From the Quaternary Dating Laboratory, Roskilde University, Denmark. The deadine is in two weeks!
Applications are invited for the above Ph.D scholarship, which will be based at the Quaternary Dating Laboratory, Roskilde University, Denmark and affiliated to GESS (the Graduate Programme in Environmental Stress Studies). The scholarship is for a period of 3 years and must be filled as soon as possible (applications required by 15 February 2008). Salary will be around 268,000 Danish kroner per year, before tax and deductions.
This project will contribute to understanding the timing and forcing mechanisms of the migration of modern humans (Homo sapiens) and earlier hominins from Africa across southern Asia and into Australasia. The Ph.D student will be part of an international team of geochronologists, archaeologists and palaeoecologists that is currently investigating key archaeological and palaeofaunal sites in continental southern Asia (India and peninsula Malaysia) and island Southeast Asia (the Philippines and Indonesia). The student will be primarily responsible for providing a robust chronological framework for the most critical archaeological and palaeontological sites, to enable the turning points in faunal evolution and hominin dispersal to be placed in their correct temporal sequence. The overall aim is to combine results from two complementary numerical-age dating methods (40Ar/39Ar and optically stimulated luminescence, OSL) with archaeological and faunal data to reconstruct the timing and routes of dispersal of hominins around the rim of the Indian Ocean, and to document the contemporaneous ecological changes in these regions and the nature of human–environment interactions. The temporal focus will be the Middle and Late Pleistocene stages (~800 to 10 ka ago), which are accessible to both Ar/Ar and OSL dating.
The Ar/Ar work will be carried out under the supervision of Dr Michael Storey in the Quaternary Dating Laboratory (www.QuadLab.dk) at Roskilde University (Denmark), which is equipped with a state-of-the-art multi-collector noble gas mass-spectrometer. OSL dating will be carried out in the School of Earth and Environmental Sciences at the University of Wollongong (Australia), in collaboration with Prof. Richard ‘Bert’ Roberts. Full training will be given in field and geochronological methods.

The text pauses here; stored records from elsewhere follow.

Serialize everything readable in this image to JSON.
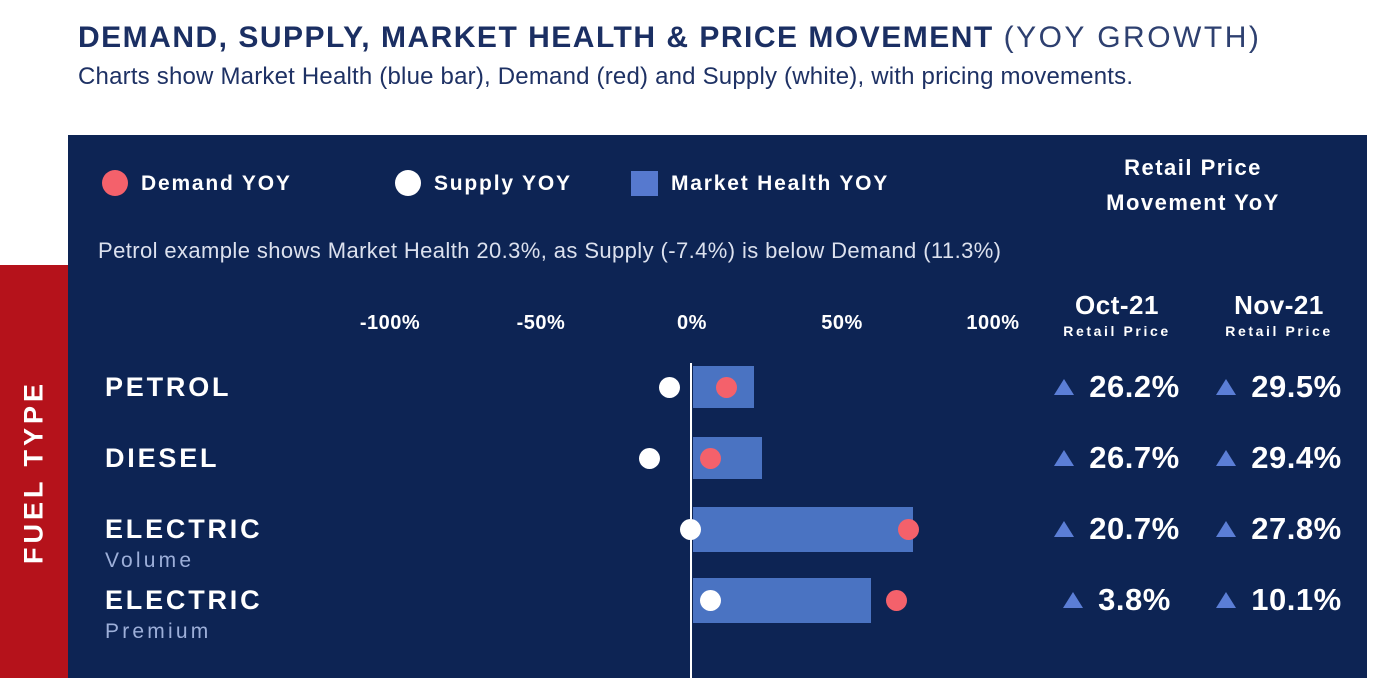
{
  "header": {
    "title_main": "DEMAND, SUPPLY, MARKET HEALTH & PRICE MOVEMENT",
    "title_suffix": "(YOY GROWTH)",
    "subtitle": "Charts show Market Health (blue bar), Demand (red) and Supply (white), with pricing movements."
  },
  "sidebar": {
    "label": "FUEL TYPE"
  },
  "panel": {
    "legend": [
      {
        "name": "demand",
        "label": "Demand YOY",
        "marker": "circle",
        "color": "#f4616b"
      },
      {
        "name": "supply",
        "label": "Supply YOY",
        "marker": "circle",
        "color": "#ffffff"
      },
      {
        "name": "market_health",
        "label": "Market Health YOY",
        "marker": "square",
        "color": "#5679cf"
      }
    ],
    "price_header_line1": "Retail Price",
    "price_header_line2": "Movement YoY",
    "note": "Petrol example shows Market Health 20.3%, as Supply (-7.4%) is below Demand (11.3%)",
    "columns": [
      {
        "month": "Oct-21",
        "sub": "Retail Price"
      },
      {
        "month": "Nov-21",
        "sub": "Retail Price"
      }
    ]
  },
  "colors": {
    "panel_bg": "#0d2454",
    "bar_blue": "#4a73c2",
    "legend_blue": "#5679cf",
    "demand_red": "#f4616b",
    "supply_white": "#ffffff",
    "sidebar_red": "#b5121b",
    "title_navy": "#1b2f63",
    "triangle_blue": "#5b7ed6",
    "muted_lavender": "#9dafd9",
    "note_text": "#dce1ee"
  },
  "chart_data": {
    "type": "bar",
    "orientation": "horizontal",
    "title": "DEMAND, SUPPLY, MARKET HEALTH & PRICE MOVEMENT (YOY GROWTH)",
    "x_ticks": [
      "-100%",
      "-50%",
      "0%",
      "50%",
      "100%"
    ],
    "x_range": [
      -100,
      100
    ],
    "zero_line": true,
    "legend_position": "top",
    "legend_entries": [
      "Demand YOY",
      "Supply YOY",
      "Market Health YOY"
    ],
    "rows": [
      {
        "label": "PETROL",
        "sublabel": "",
        "market_health_yoy_pct": 20.3,
        "demand_yoy_pct": 11.3,
        "supply_yoy_pct": -7.4,
        "oct21_retail_price": "26.2%",
        "oct21_direction": "up",
        "nov21_retail_price": "29.5%",
        "nov21_direction": "up"
      },
      {
        "label": "DIESEL",
        "sublabel": "",
        "market_health_yoy_pct": 23,
        "demand_yoy_pct": 6,
        "supply_yoy_pct": -14,
        "oct21_retail_price": "26.7%",
        "oct21_direction": "up",
        "nov21_retail_price": "29.4%",
        "nov21_direction": "up"
      },
      {
        "label": "ELECTRIC",
        "sublabel": "Volume",
        "market_health_yoy_pct": 73,
        "demand_yoy_pct": 72,
        "supply_yoy_pct": -0.5,
        "oct21_retail_price": "20.7%",
        "oct21_direction": "up",
        "nov21_retail_price": "27.8%",
        "nov21_direction": "up"
      },
      {
        "label": "ELECTRIC",
        "sublabel": "Premium",
        "market_health_yoy_pct": 59,
        "demand_yoy_pct": 68,
        "supply_yoy_pct": 6,
        "oct21_retail_price": "3.8%",
        "oct21_direction": "up",
        "nov21_retail_price": "10.1%",
        "nov21_direction": "up"
      }
    ]
  }
}
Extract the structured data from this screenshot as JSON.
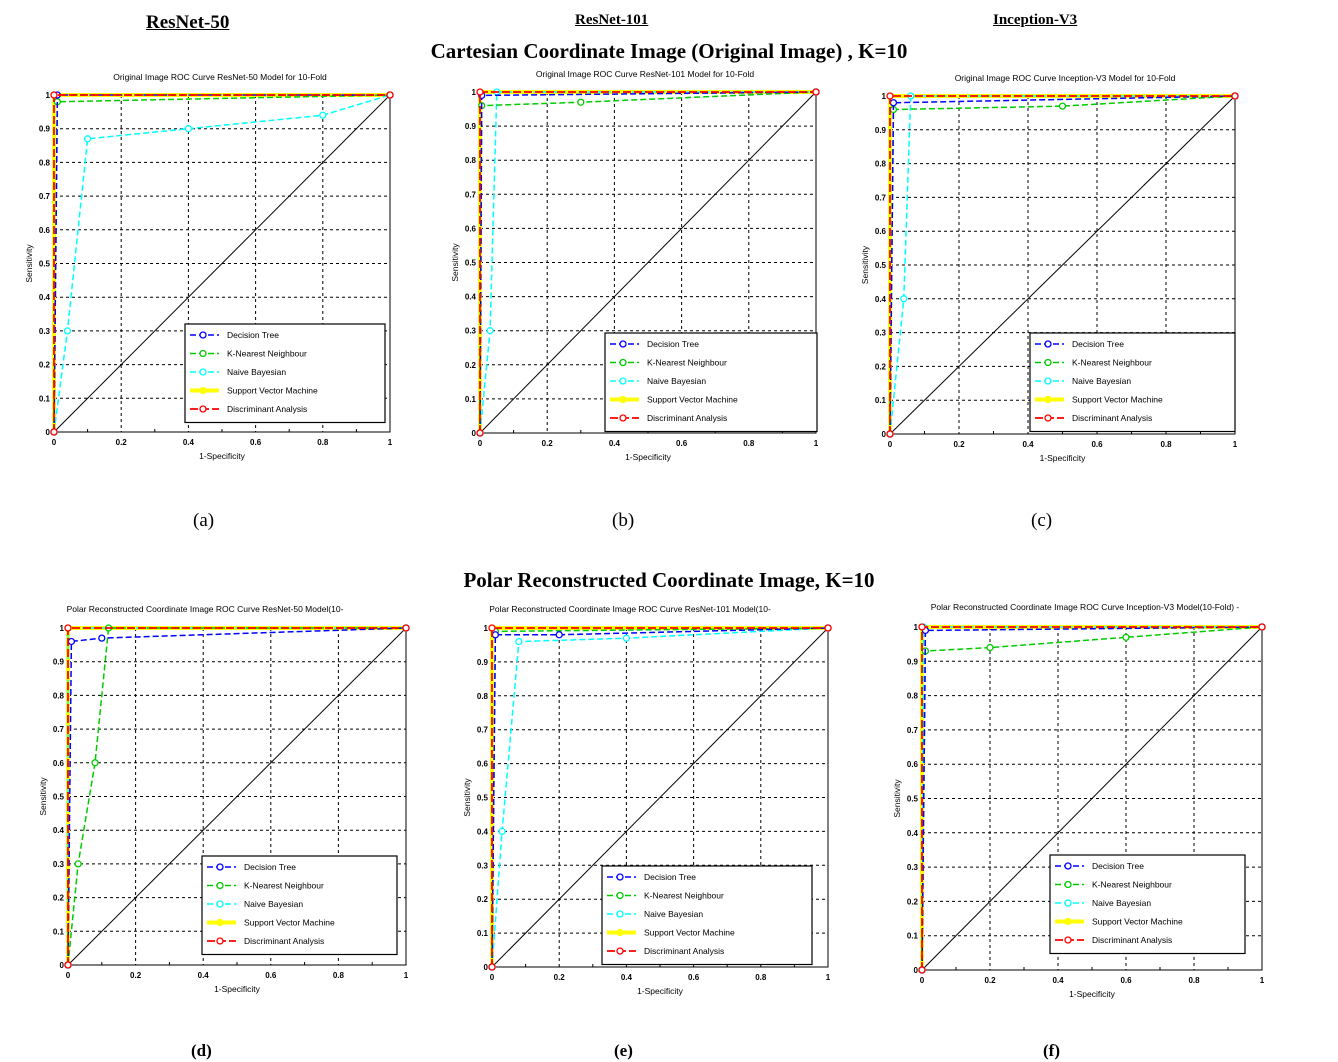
{
  "headers": {
    "col1": "ResNet-50",
    "col2": "ResNet-101",
    "col3": "Inception-V3",
    "section1": "Cartesian Coordinate Image (Original Image) , K=10",
    "section2": "Polar Reconstructed Coordinate Image, K=10"
  },
  "captions": [
    "(a)",
    "(b)",
    "(c)",
    "(d)",
    "(e)",
    "(f)"
  ],
  "colors": {
    "Decision Tree": "#0000ff",
    "K-Nearest Neighbour": "#00cc00",
    "Naive Bayesian": "#00ffff",
    "Support Vector Machine": "#ffff00",
    "Discriminant Analysis": "#ff0000",
    "diagonal": "#000000"
  },
  "chart_data": [
    {
      "type": "line",
      "title": "Original Image ROC Curve ResNet-50 Model for 10-Fold",
      "xlabel": "1-Specificity",
      "ylabel": "Sensitivity",
      "xlim": [
        0,
        1
      ],
      "ylim": [
        0,
        1
      ],
      "grid": true,
      "legend_position": "bottom-right",
      "series": [
        {
          "name": "Decision Tree",
          "x": [
            0,
            0.01,
            1
          ],
          "y": [
            0,
            1,
            1
          ]
        },
        {
          "name": "K-Nearest Neighbour",
          "x": [
            0,
            0.01,
            1
          ],
          "y": [
            0,
            0.98,
            1
          ]
        },
        {
          "name": "Naive Bayesian",
          "x": [
            0,
            0.04,
            0.1,
            0.4,
            0.8,
            1
          ],
          "y": [
            0,
            0.3,
            0.87,
            0.9,
            0.94,
            1
          ]
        },
        {
          "name": "Support Vector Machine",
          "x": [
            0,
            0,
            1
          ],
          "y": [
            0,
            1,
            1
          ]
        },
        {
          "name": "Discriminant Analysis",
          "x": [
            0,
            0,
            1
          ],
          "y": [
            0,
            1,
            1
          ]
        }
      ]
    },
    {
      "type": "line",
      "title": "Original Image ROC Curve ResNet-101 Model for 10-Fold",
      "xlabel": "1-Specificity",
      "ylabel": "Sensitivity",
      "xlim": [
        0,
        1
      ],
      "ylim": [
        0,
        1
      ],
      "grid": true,
      "legend_position": "bottom-right",
      "series": [
        {
          "name": "Decision Tree",
          "x": [
            0,
            0.005,
            1
          ],
          "y": [
            0,
            0.99,
            1
          ]
        },
        {
          "name": "K-Nearest Neighbour",
          "x": [
            0,
            0.005,
            0.3,
            1
          ],
          "y": [
            0,
            0.96,
            0.97,
            1
          ]
        },
        {
          "name": "Naive Bayesian",
          "x": [
            0,
            0.03,
            0.05,
            1
          ],
          "y": [
            0,
            0.3,
            1,
            1
          ]
        },
        {
          "name": "Support Vector Machine",
          "x": [
            0,
            0,
            1
          ],
          "y": [
            0,
            1,
            1
          ]
        },
        {
          "name": "Discriminant Analysis",
          "x": [
            0,
            0,
            1
          ],
          "y": [
            0,
            1,
            1
          ]
        }
      ]
    },
    {
      "type": "line",
      "title": "Original Image ROC Curve Inception-V3 Model for 10-Fold",
      "xlabel": "1-Specificity",
      "ylabel": "Sensitivity",
      "xlim": [
        0,
        1
      ],
      "ylim": [
        0,
        1
      ],
      "grid": true,
      "legend_position": "bottom-right",
      "series": [
        {
          "name": "Decision Tree",
          "x": [
            0,
            0.01,
            1
          ],
          "y": [
            0,
            0.98,
            1
          ]
        },
        {
          "name": "K-Nearest Neighbour",
          "x": [
            0,
            0.01,
            0.5,
            1
          ],
          "y": [
            0,
            0.96,
            0.97,
            1
          ]
        },
        {
          "name": "Naive Bayesian",
          "x": [
            0,
            0.04,
            0.06,
            1
          ],
          "y": [
            0,
            0.4,
            1,
            1
          ]
        },
        {
          "name": "Support Vector Machine",
          "x": [
            0,
            0,
            1
          ],
          "y": [
            0,
            1,
            1
          ]
        },
        {
          "name": "Discriminant Analysis",
          "x": [
            0,
            0,
            1
          ],
          "y": [
            0,
            1,
            1
          ]
        }
      ]
    },
    {
      "type": "line",
      "title": "Polar Reconstructed Coordinate Image ROC Curve ResNet-50 Model(10-",
      "xlabel": "1-Specificity",
      "ylabel": "Sensitivity",
      "xlim": [
        0,
        1
      ],
      "ylim": [
        0,
        1
      ],
      "grid": true,
      "legend_position": "bottom-right",
      "series": [
        {
          "name": "Decision Tree",
          "x": [
            0,
            0.01,
            0.1,
            1
          ],
          "y": [
            0,
            0.96,
            0.97,
            1
          ]
        },
        {
          "name": "K-Nearest Neighbour",
          "x": [
            0,
            0.03,
            0.08,
            0.12,
            1
          ],
          "y": [
            0,
            0.3,
            0.6,
            1,
            1
          ]
        },
        {
          "name": "Naive Bayesian",
          "x": [
            0,
            0,
            1
          ],
          "y": [
            0,
            1,
            1
          ]
        },
        {
          "name": "Support Vector Machine",
          "x": [
            0,
            0,
            1
          ],
          "y": [
            0,
            1,
            1
          ]
        },
        {
          "name": "Discriminant Analysis",
          "x": [
            0,
            0,
            1
          ],
          "y": [
            0,
            1,
            1
          ]
        }
      ]
    },
    {
      "type": "line",
      "title": "Polar Reconstructed Coordinate Image ROC Curve ResNet-101 Model(10-",
      "xlabel": "1-Specificity",
      "ylabel": "Sensitivity",
      "xlim": [
        0,
        1
      ],
      "ylim": [
        0,
        1
      ],
      "grid": true,
      "legend_position": "bottom-right",
      "series": [
        {
          "name": "Decision Tree",
          "x": [
            0,
            0.01,
            0.2,
            1
          ],
          "y": [
            0,
            0.98,
            0.98,
            1
          ]
        },
        {
          "name": "K-Nearest Neighbour",
          "x": [
            0,
            0.01,
            1
          ],
          "y": [
            0,
            0.99,
            1
          ]
        },
        {
          "name": "Naive Bayesian",
          "x": [
            0,
            0.03,
            0.08,
            0.4,
            1
          ],
          "y": [
            0,
            0.4,
            0.96,
            0.97,
            1
          ]
        },
        {
          "name": "Support Vector Machine",
          "x": [
            0,
            0,
            1
          ],
          "y": [
            0,
            1,
            1
          ]
        },
        {
          "name": "Discriminant Analysis",
          "x": [
            0,
            0,
            1
          ],
          "y": [
            0,
            1,
            1
          ]
        }
      ]
    },
    {
      "type": "line",
      "title": "Polar Reconstructed Coordinate Image ROC Curve Inception-V3 Model(10-Fold) -",
      "xlabel": "1-Specificity",
      "ylabel": "Sensitivity",
      "xlim": [
        0,
        1
      ],
      "ylim": [
        0,
        1
      ],
      "grid": true,
      "legend_position": "bottom-right",
      "series": [
        {
          "name": "Decision Tree",
          "x": [
            0,
            0.01,
            1
          ],
          "y": [
            0,
            0.99,
            1
          ]
        },
        {
          "name": "K-Nearest Neighbour",
          "x": [
            0,
            0.01,
            0.2,
            0.6,
            1
          ],
          "y": [
            0,
            0.93,
            0.94,
            0.97,
            1
          ]
        },
        {
          "name": "Naive Bayesian",
          "x": [
            0,
            0.005,
            1
          ],
          "y": [
            0,
            1,
            1
          ]
        },
        {
          "name": "Support Vector Machine",
          "x": [
            0,
            0,
            1
          ],
          "y": [
            0,
            1,
            1
          ]
        },
        {
          "name": "Discriminant Analysis",
          "x": [
            0,
            0,
            1
          ],
          "y": [
            0,
            1,
            1
          ]
        }
      ]
    }
  ]
}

The application should include a vision statement of 4–6 pages, a time plan, copies of educational certificates, and curriculum vitae. Letters of recommendation may also be submitted. Further information can be obtained by contacting Michael Storey by phone at +45 4674 2308 or by email at storey@ruc.dk
Applications should be submitted as 5 printed copies (electronic copies are not acceptable) to:
Ph.D. Secretary, Hanna Pihl
GESS
Department of Environmental, Social and Spatial Change
Roskilde University
Universitetsvej 1, PO Box 260
DK-4000 Roskilde, Denmark
The deadline for receipt of applications is 12:00, Friday 15 February, 2008. Material received after this time will not be taken into account. Applications sent by e-mail will not be considered.